I think travel emancipates you from that. No one knows you. You can forget that you've always been shy, or that you've never liked fish. Or that you're a fantastic singer or an utter athletic failure.

I loved having a fresh start. I felt more fearless than I usually do. I felt more brave. I felt like someone who would travel through South America with a backpack. Not like someone who doubts herself so much, she has an entire blog about it.

I don't know how to hang on to that, and I don't want to lose it.

in recent news

FORMER NASA astronaut and moon-walker Dr Edgar Mitchell - a veteran of the Apollo 14 mission - has stunningly claimed aliens exist.

This guy has either forever eradicated every jot of his personal success, or he has raised himself to a new, unprecedented level of it.

crowd pleasers

In high school, a friend and I took a mini-road trip to Grand Prairie, TX, to see a half-step-above-community-theater theater. What, to us, was "professional theater."

Holy CRAP, was that a horrible play.

The play was a farce - full of wacky compromising situations, mugging, and just the WORST kind of acting. Just a dumb, dumb, dumb show that only managed to communicate one thing, and that was that the audience was even dumber. And the crowd ATE IT UP.

I have an audition for this same play next Monday. It's going up soon at a viable, commercial theater. They're expecting it to be an open run.
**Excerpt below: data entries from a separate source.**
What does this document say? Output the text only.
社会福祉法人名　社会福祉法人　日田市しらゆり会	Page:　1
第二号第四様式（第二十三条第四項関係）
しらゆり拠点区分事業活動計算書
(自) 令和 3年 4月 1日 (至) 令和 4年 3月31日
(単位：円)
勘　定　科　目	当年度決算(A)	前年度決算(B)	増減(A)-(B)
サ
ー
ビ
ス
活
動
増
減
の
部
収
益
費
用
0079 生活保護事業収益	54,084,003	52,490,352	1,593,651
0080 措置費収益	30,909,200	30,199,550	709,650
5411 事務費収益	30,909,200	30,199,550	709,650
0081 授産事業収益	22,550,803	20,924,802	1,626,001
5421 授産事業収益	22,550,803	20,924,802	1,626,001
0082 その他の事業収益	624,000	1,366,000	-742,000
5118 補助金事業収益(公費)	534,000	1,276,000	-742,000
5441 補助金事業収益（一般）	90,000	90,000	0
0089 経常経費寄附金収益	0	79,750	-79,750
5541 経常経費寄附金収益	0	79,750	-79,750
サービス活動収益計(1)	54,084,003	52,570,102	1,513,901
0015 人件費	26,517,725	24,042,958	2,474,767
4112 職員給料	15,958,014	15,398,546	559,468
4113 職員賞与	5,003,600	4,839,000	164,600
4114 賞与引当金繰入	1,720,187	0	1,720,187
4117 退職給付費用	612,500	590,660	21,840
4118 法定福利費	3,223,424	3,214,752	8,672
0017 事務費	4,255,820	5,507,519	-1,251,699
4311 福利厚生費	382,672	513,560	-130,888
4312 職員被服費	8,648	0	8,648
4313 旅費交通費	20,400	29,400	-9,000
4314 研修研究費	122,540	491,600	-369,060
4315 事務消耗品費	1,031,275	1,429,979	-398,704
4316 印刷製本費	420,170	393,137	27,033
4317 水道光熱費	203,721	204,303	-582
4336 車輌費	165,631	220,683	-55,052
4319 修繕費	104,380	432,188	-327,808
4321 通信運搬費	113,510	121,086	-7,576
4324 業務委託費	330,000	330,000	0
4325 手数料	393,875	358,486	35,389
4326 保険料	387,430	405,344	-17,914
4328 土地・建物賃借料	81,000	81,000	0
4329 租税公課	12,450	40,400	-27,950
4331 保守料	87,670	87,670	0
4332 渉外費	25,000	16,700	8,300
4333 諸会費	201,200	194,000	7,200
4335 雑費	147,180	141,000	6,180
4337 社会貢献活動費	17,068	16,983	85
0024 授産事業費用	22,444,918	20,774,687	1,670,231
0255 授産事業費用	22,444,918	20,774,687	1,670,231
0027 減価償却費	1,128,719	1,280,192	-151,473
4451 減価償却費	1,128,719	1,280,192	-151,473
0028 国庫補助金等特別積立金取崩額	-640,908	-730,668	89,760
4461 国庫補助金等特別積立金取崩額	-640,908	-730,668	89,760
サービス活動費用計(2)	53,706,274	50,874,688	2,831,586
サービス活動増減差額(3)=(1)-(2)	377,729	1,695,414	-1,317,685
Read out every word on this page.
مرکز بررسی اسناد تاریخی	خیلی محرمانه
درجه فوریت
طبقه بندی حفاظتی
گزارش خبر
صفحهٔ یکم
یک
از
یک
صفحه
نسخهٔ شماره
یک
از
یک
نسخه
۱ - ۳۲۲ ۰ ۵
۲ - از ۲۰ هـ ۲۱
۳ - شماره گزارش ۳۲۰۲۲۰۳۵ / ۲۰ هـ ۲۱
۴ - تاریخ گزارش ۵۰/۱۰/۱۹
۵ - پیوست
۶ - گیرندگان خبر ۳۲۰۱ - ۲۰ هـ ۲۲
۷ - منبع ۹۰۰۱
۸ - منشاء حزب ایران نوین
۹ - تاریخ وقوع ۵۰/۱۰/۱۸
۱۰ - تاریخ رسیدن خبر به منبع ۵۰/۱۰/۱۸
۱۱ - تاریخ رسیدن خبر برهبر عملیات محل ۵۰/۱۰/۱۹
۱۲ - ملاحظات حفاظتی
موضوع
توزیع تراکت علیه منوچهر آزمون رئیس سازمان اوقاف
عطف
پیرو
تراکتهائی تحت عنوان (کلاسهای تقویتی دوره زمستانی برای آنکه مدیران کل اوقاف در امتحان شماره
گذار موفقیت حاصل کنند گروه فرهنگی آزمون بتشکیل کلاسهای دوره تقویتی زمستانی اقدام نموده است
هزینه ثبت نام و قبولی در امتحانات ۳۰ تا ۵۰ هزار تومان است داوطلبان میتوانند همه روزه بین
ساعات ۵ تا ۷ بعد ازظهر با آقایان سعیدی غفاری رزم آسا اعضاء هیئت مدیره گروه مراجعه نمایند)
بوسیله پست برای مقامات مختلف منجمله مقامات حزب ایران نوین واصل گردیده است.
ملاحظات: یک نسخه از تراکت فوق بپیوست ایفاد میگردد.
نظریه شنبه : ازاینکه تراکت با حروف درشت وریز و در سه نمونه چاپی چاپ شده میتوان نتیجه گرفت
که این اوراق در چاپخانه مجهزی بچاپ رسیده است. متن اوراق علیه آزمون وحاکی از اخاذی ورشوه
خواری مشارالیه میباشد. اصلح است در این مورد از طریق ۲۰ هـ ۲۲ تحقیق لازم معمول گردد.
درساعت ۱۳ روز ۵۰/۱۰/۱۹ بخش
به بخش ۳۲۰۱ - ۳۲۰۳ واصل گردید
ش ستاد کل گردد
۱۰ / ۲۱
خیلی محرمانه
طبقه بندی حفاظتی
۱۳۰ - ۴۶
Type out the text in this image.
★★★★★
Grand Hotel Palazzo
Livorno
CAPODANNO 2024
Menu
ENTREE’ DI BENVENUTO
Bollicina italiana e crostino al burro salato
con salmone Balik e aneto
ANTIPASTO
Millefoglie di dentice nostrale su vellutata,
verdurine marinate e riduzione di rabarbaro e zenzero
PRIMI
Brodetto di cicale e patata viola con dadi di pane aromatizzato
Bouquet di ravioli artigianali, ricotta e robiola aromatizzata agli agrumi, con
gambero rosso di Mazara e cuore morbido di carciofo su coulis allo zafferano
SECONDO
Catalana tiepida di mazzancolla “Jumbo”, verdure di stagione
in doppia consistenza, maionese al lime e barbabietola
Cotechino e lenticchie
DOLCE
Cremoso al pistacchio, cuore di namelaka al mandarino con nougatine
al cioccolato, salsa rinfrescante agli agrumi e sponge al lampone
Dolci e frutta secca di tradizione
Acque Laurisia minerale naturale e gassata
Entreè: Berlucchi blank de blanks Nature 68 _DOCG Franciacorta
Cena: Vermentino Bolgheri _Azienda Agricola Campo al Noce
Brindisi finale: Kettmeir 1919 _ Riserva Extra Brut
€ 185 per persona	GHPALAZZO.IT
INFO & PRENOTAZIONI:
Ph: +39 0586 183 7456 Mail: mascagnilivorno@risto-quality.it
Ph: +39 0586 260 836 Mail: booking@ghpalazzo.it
They're paying something close to a living wage. They clearly expect people to EAT IT UP.

In Working Actor terms, I should be drooling over this. But I keep thinking of that horrible actor who played the lead, and the people in front of us, reverently saying during curtain call, 'now, HE's a STAR.'

7.25.2008

love of home

over the past few days I've been wondering if looking forward to coming home means that the trip was a failure in any way.

the last part of the trip was definitely less fun/exciting/delightful (Quito is kind of an assy city), but on the whole I think it says a lot that I am so happy and excited to be back in my life.

so after we got home at 9pm, I crammed some deep dish Giordano's in my face, drank STRAIGHT from the tap, used my perfectly-flushing toilet, smooched on my cat to an unreasonable degree, and am now preparing to embrace my bed with deep, fervent passion that can only be expressed by the body of a full-grown, 5'11" woman.

hi, i missed you.

here's a picture. of a kitty and some iguanas in a tree.

7.16.2008

Postcard III

No one likes to be sick on vacation. I´m not totally out, but the cold medicine they have here is really throwing me for a loop. I also suspect the insane altitude. And the more travellers we talk to, the more we hear tell of parasites that you just can´t avoid. Ew. Parasites.

Luckily, before I got too goopy and coughy, I did something that I will count among the greatest accomplishments of this year and possibly of my life.

I learned to do eskimo rolls in a kayak.
on the first day.
FUCK YEAH.
that picture is not me. That is some girl affiliated with that website. I learned in the JUNGLE, yo. In a river in the JUNGLE.

When I get home I´m totally posting a youtube video of this move, which I will probably never be able to do again.
Fun fact: Generic Robitussin in South America is not ´tussin´as it is in the states, but ´Tussis.´
Not Fun At All Fact: The pharmacist stated in no uncertain terms whatsoever that I am not to have any alcohol while on this (other) medicine.
bullshit.

7.09.2008

Postcard II



Laguna Quilotoa, Central Highlands. 4000 meters elevation.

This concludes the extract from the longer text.